SS tubes industry stood at around 3.2Lac tn in FY24 which is growing at a CAGR of 8.0%. However domestic manufacturers are growing at a much faster rate on the back of – Reduction in imports (20% mix of in FY24 vs 40% mix in FY20) owing to (a) Mandatory BIS certification (b) Withdrawal of China’s 13% export incentive, (c) imposition of ADD on imports of Chinese SS seamless tubes.
The company will expand its capacity by 3x over FY25-27. Enhanced capacity shall lead to capitalization on backward integrated assets, entry in higher diameter products with higher margins, deeper penetration within existing customers.
Scoda primarily supplies to EPC and OEM clients in the engineering sector, with end-use across oil & gas, chemicals, fertilisers, power, pharma, auto, and railways. Key clients include L&T, Thermax, BHEL, NTPC, Triveni Turbine, HPCL, EIL, GNFC, and Indian Railways.
The company has delivered strong financial performance over FY22– FY25, marked by a 36% CAGR in revenue, gross profit margin improved from 17.0% to 30.6%, reflecting better cost management and pricing power. EBITDA surged nearly 8x, from Rs. 10 cr to Rs. 78.1 cr, translating to a 98% CAGR, with margins expanding from 5.2% to 16.1%. This performance is largely driven by cost advantages stemming from economies of scale and successful backward integration.
Scoda is approaching an inflection point with 3x capacity expansion in two phases – (1) 20k tons of Seamless Tubes commencing in Q3FY26 (2) 12k tons of Welded Tubes commencing in Q1FY27.

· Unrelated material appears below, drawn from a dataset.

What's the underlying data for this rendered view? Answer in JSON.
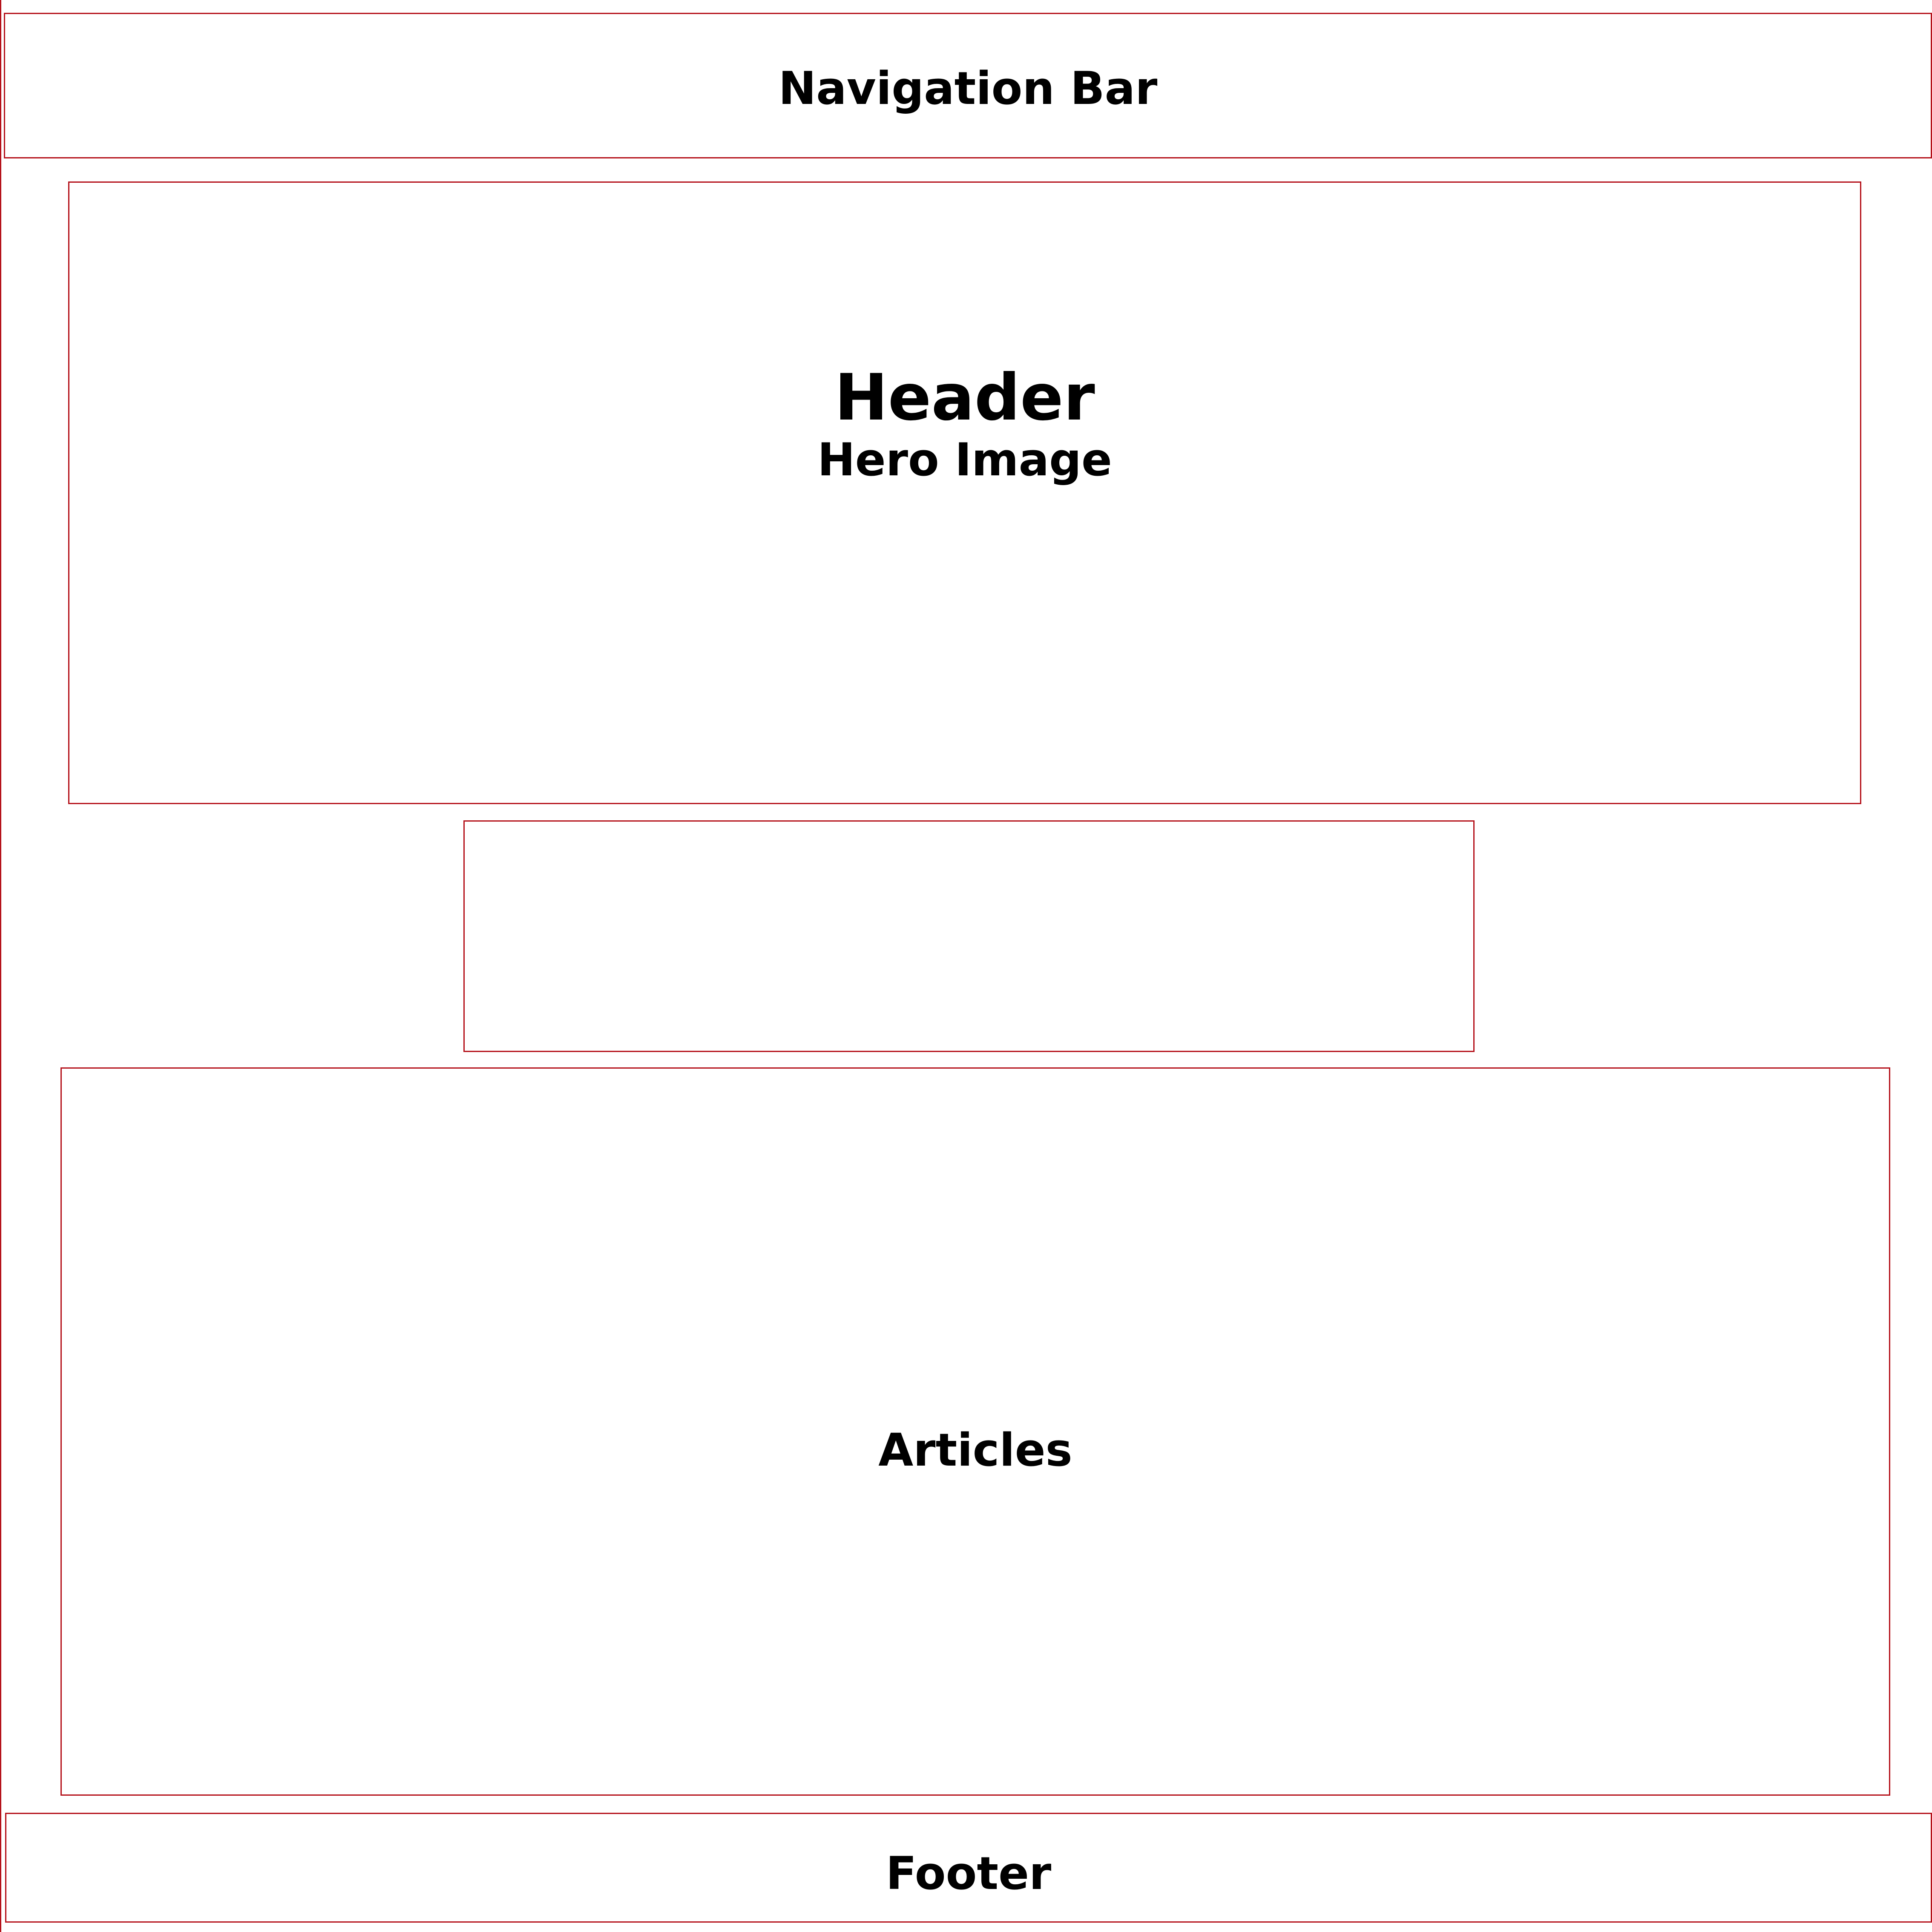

We expect Scoda’s Revenue/EBITDA/PAT to grow at a CAGR of 44%/40%/51% over FY25-27E. The steady state ROCE of 24% witnessed in FY24/25 is expected to dip temporarily to 16% in FY26E on the back of IPO fund raising and subsequently improve to 19%/20% in FY27E/28E. We value Scoda at P/E multiple of 24x FY27E (in line with our avg. target multiple for the midcap capital goods basket) and arrive at a TP of Rs. 290 by March 2026.